Unitary taxation, Barclays and Africa

I just read the Tax Justice Network briefing which is explained in Richard Murphy’s blog title “Barclays and HSBC make the case for unitary tax in the UK – because we’d have collected £2.6 billion more in 4 years.” Now I haven’t checked out the UK figures at all, but the inclusion of Barclays piqued my interest, because by some measures it has a bigger operation in Africa than it does in the UK.

Unitary taxation makes me nervous, because while the idea is to draw the tax base away from tax havens and towards economic substance, I worry that under most formulae – certainly those acceptable to the G20 – it may also suck the tax base away from developing countries.

The segmental analysis in Barclay’s accounts means that it’s possible to conduct a hypothetical case study to help answer this: would Africa be better or worse off under a simple unitary tax formula as compared to the current system?

I’ve quickly cobbled together a spreadsheet to do that for the last three years. I reproduced the TJN figures to make sure it’s comparable. I couldn’t find a tax figure for Africa, but that’s fine, the best comparison is anyway the tax base, that is, the pre-tax profits. So I applied the same two-factor formula as the TJN report proposes, which divides up the group profits on the basis of staff numbers and turnover. TJN wanted to use fixed assets as a third factor well, but couldn’t find any data. I’ve had a go at it, by using the number of distribution points (branches and sales centres), although this doesn’t change the overall distribution very much.

The result is interesting. When the group as a whole is profitable, Africa does better from this simple unitary approach than it does from the status quo. But because the African operations are not subject to the same shocks as other parts of the business have been, in 2012 Africa is much more profitable than the group overall, and so it does a lot worse under the unitary approach that takes the overall group profits as its starting point. The net effect of the unitary approach over three years is still positive, though: the African tax base is £2.9bn-£3.3bn as compared to £2.0bn under the status quo.

Link to Google spreadsheet

There are of course caveats. The staffing and profit figures I used are for the Africa segment, which doesn’t quite include all the African operations (though the turnover figure does). According to the ActionAid tax haven tracker, Barclays has six subsidiaries in the tax haven of Mauritius, which might distort the Africa figures.

Most importantly, though, Barclays is a big service provider in Africa. It has a lot of sales, a lot of staff, and a lot of branches in Africa. So it’s not a typical case study. I don’t think Africa would do so well out of unitary taxation of a company that was primarily extracting minerals or growing agricultural commodities for export.

6 comments

  1. Maybe with the miners, material quantity could be used to refine the “employee number” bit of the formula. Like say one of those “the higher of …” type clauses.

    It’s nice and solidly quantitative, these companies know this data I guess.

  2. It does look as though the Africa profit would rise if UT applied because of the relatively high number of employees: there are almost as many employees in Africa as in the UK, though sales are much smaller.
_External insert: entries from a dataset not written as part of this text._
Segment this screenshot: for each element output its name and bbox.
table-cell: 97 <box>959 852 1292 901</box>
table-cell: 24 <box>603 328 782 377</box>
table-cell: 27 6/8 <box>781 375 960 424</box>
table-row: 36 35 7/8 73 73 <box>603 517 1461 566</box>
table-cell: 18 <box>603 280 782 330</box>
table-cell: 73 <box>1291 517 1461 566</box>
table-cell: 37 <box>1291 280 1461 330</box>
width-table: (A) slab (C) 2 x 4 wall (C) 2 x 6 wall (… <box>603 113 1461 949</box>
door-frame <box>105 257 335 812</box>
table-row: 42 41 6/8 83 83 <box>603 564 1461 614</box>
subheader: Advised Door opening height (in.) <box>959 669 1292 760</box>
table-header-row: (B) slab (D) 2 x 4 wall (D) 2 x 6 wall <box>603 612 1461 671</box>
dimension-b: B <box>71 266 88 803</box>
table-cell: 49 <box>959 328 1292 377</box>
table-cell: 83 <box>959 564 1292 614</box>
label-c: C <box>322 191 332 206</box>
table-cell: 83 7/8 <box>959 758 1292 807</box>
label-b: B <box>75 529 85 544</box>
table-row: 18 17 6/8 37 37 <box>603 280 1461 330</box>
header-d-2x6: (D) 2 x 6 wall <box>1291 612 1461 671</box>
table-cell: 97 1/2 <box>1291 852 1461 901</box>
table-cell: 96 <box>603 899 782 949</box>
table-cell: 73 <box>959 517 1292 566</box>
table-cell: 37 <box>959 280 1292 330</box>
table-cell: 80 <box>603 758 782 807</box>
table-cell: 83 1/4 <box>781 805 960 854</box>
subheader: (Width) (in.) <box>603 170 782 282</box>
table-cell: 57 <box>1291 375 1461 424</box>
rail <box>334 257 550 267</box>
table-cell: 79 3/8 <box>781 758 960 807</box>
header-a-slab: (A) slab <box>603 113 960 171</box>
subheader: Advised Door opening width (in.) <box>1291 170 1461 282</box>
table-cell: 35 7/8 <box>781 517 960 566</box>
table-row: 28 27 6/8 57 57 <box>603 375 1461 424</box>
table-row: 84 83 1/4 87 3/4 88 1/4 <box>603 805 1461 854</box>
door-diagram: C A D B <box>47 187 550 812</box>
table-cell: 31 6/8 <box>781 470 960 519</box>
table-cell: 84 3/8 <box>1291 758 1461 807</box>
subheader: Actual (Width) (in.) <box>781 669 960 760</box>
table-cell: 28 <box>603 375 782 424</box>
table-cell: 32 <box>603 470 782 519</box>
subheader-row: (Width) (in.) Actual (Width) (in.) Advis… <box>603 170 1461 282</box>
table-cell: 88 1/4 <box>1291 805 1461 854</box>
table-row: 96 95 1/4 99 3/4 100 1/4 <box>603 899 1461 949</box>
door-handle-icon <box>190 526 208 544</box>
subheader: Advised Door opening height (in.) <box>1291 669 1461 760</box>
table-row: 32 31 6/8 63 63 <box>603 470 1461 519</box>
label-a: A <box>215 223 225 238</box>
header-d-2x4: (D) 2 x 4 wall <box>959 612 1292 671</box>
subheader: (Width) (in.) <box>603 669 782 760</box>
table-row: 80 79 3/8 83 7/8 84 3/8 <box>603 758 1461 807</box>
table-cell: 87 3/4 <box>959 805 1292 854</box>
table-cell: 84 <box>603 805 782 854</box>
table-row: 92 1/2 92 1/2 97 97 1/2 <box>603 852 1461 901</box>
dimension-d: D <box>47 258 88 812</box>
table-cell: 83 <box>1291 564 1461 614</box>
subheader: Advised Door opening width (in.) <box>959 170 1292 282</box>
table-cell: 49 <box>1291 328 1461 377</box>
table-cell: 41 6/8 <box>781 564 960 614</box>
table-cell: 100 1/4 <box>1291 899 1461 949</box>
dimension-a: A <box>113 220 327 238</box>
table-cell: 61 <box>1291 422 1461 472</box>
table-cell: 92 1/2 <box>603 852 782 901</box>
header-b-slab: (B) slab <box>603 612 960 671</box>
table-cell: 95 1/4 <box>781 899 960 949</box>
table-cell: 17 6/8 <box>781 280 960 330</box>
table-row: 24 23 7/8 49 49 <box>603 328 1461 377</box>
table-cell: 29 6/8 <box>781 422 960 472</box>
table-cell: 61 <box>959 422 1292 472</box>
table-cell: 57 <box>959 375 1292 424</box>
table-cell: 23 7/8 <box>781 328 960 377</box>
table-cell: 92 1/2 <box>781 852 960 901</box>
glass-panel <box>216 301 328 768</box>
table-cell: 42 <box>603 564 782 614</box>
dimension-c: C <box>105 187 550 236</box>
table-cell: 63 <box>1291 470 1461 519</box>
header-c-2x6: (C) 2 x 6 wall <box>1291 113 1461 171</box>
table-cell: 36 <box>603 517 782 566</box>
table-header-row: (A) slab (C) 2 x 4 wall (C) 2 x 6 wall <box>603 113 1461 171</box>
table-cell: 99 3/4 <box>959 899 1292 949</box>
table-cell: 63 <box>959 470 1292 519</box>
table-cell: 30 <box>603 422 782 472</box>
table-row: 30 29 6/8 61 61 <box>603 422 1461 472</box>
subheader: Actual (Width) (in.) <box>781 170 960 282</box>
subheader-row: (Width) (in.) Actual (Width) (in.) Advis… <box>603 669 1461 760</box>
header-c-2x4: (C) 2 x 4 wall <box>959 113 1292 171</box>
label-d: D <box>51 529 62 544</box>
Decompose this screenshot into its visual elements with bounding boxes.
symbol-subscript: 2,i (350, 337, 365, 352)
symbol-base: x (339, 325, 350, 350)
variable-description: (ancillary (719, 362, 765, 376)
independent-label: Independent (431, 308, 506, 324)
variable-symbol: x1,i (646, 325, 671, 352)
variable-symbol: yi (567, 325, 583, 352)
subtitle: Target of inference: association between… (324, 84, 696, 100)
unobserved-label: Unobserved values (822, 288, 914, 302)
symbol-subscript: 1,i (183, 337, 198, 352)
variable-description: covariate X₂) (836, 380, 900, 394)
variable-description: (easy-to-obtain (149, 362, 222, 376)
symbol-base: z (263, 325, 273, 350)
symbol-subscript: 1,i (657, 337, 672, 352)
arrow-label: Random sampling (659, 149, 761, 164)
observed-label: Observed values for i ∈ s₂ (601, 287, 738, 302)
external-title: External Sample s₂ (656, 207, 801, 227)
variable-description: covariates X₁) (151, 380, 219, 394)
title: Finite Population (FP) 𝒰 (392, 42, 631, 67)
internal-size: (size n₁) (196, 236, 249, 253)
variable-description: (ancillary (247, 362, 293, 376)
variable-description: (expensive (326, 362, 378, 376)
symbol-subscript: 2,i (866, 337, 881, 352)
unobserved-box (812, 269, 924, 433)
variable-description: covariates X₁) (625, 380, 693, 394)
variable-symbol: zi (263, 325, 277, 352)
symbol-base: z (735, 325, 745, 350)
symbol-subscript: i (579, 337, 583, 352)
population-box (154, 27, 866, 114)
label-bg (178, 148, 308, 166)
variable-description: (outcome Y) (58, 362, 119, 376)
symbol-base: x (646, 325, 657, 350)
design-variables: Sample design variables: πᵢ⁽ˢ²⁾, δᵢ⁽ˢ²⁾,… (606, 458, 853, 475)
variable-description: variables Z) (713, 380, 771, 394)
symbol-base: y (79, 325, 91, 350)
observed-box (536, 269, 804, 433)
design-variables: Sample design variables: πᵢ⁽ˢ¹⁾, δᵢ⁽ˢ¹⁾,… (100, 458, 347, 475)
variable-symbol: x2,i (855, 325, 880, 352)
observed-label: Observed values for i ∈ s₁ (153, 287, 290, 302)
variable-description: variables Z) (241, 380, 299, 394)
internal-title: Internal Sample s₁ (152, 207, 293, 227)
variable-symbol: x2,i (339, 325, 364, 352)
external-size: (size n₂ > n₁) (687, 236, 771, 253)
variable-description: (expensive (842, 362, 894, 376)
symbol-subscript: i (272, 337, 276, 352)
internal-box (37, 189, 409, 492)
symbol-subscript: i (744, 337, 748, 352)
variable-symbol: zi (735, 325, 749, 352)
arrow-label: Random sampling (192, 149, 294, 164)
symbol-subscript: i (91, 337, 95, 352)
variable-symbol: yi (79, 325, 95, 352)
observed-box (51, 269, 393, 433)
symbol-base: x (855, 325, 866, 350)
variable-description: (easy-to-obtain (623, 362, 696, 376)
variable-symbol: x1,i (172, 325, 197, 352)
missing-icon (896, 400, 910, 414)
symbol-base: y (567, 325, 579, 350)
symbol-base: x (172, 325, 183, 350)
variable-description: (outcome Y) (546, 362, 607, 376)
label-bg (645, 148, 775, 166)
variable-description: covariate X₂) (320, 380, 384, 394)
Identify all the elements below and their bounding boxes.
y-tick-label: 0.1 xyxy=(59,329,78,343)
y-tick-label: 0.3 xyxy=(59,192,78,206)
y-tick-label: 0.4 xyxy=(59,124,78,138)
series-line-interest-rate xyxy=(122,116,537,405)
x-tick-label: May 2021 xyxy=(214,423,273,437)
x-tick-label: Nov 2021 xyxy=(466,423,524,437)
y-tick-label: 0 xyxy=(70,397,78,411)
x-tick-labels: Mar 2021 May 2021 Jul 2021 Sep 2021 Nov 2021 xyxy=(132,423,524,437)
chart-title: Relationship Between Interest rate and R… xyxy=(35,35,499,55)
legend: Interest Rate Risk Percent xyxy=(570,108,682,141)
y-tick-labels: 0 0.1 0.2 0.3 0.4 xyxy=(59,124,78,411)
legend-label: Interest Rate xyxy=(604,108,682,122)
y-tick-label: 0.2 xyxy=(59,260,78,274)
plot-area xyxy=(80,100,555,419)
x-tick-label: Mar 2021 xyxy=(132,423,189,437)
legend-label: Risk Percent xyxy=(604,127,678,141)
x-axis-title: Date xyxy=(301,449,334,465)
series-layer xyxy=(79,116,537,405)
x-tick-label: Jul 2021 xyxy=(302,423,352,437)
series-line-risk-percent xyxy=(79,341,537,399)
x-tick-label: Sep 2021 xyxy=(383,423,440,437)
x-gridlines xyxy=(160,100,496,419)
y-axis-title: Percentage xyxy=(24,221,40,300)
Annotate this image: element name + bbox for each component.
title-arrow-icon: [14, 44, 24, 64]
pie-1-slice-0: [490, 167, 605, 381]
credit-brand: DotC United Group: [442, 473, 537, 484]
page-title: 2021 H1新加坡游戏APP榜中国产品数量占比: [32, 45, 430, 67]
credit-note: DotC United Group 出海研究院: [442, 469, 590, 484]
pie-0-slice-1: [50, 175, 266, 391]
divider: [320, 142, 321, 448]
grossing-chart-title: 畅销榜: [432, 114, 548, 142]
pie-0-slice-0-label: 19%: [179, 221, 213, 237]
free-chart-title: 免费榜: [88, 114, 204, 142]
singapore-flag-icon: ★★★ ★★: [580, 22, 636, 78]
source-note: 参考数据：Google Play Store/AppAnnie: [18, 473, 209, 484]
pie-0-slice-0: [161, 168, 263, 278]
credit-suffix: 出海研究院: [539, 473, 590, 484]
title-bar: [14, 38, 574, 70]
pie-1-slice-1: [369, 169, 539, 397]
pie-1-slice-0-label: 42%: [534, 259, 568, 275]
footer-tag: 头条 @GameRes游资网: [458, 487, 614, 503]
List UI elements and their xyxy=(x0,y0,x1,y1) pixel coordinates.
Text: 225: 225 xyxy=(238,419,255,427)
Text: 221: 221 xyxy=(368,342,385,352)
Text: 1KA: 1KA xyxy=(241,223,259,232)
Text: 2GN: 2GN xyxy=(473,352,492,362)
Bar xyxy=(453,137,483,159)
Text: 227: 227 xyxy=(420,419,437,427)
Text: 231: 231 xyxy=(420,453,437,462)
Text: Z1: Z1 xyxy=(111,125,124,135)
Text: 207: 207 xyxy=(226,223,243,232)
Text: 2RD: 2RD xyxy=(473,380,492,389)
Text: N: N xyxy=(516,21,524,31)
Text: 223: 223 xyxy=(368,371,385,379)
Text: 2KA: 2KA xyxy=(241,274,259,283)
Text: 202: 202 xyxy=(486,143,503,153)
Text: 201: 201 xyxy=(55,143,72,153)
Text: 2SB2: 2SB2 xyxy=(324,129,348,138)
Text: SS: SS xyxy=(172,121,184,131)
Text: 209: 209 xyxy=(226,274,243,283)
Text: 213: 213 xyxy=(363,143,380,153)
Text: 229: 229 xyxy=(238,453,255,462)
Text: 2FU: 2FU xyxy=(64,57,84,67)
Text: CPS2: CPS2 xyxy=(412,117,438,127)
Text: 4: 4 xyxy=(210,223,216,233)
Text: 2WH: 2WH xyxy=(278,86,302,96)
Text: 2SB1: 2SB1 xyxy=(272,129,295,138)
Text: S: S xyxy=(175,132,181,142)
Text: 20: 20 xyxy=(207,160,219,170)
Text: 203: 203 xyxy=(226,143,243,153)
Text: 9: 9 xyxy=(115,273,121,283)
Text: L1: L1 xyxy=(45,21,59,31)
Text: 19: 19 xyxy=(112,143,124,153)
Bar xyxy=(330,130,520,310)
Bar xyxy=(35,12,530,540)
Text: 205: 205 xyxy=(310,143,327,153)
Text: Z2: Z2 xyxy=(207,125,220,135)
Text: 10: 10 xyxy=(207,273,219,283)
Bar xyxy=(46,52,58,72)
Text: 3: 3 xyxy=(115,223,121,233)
    The implication is that UT values the contribution of all employees equally, even though their contribution to sales will vary slightly. Should an employee in Africa be ascribed as much profit under UT as one in the UK? Now there’s an interesting question, that I don’t think has one good answer.

    I notice that the UT profit is about double the actual PBT shown in 2010, going from 15% of sales to 33%. Being an inveterate tinkerer with spreadsheets, I wonder whether one could increase the number of employees in Africa such that the profit ascribed to Africa under UT would exceed the sales actually recorded there…? If so, is that perhaps a weakness of the UT formula? Or is this just an extreme consequence that would never actually arise in practice?

    1. Hi Andrew, you’re right about employees. If I’d had the data, for the labour side I would have used an average of the share of employee numbers and the share of employee costs, which is I think the EU proposal.

  3. Martin, you said you are nervous about the tax base shifting from developing countries under unitary taxation. I was wondering if you know of anybody who has seriously tried to predict the behavioural responses, by business, that might occur under UT?

    My thinking is that where employee numbers and capital are used for weighting, behavioural shifts from UT will reward low CT jurisdictions with higher employment and influx of capital.

    This would incentivise governments to cut corporation tax. Which seems rather at odds with the aims of those proposing it.

    1. Hi Ben this is an interesting point! The folks at http://www.ictd.ac are including some impact modelling in their UT research, but I think they’re still at the stage of static modelling, whereas you’re right there would be dynamic effects too. I’m sure someone has looked at this in the US, although what I mainly remember about that is that tax competition has taken the form of competition over different formulae. Whether that means it’s actively created double non-taxation, I’m not sure.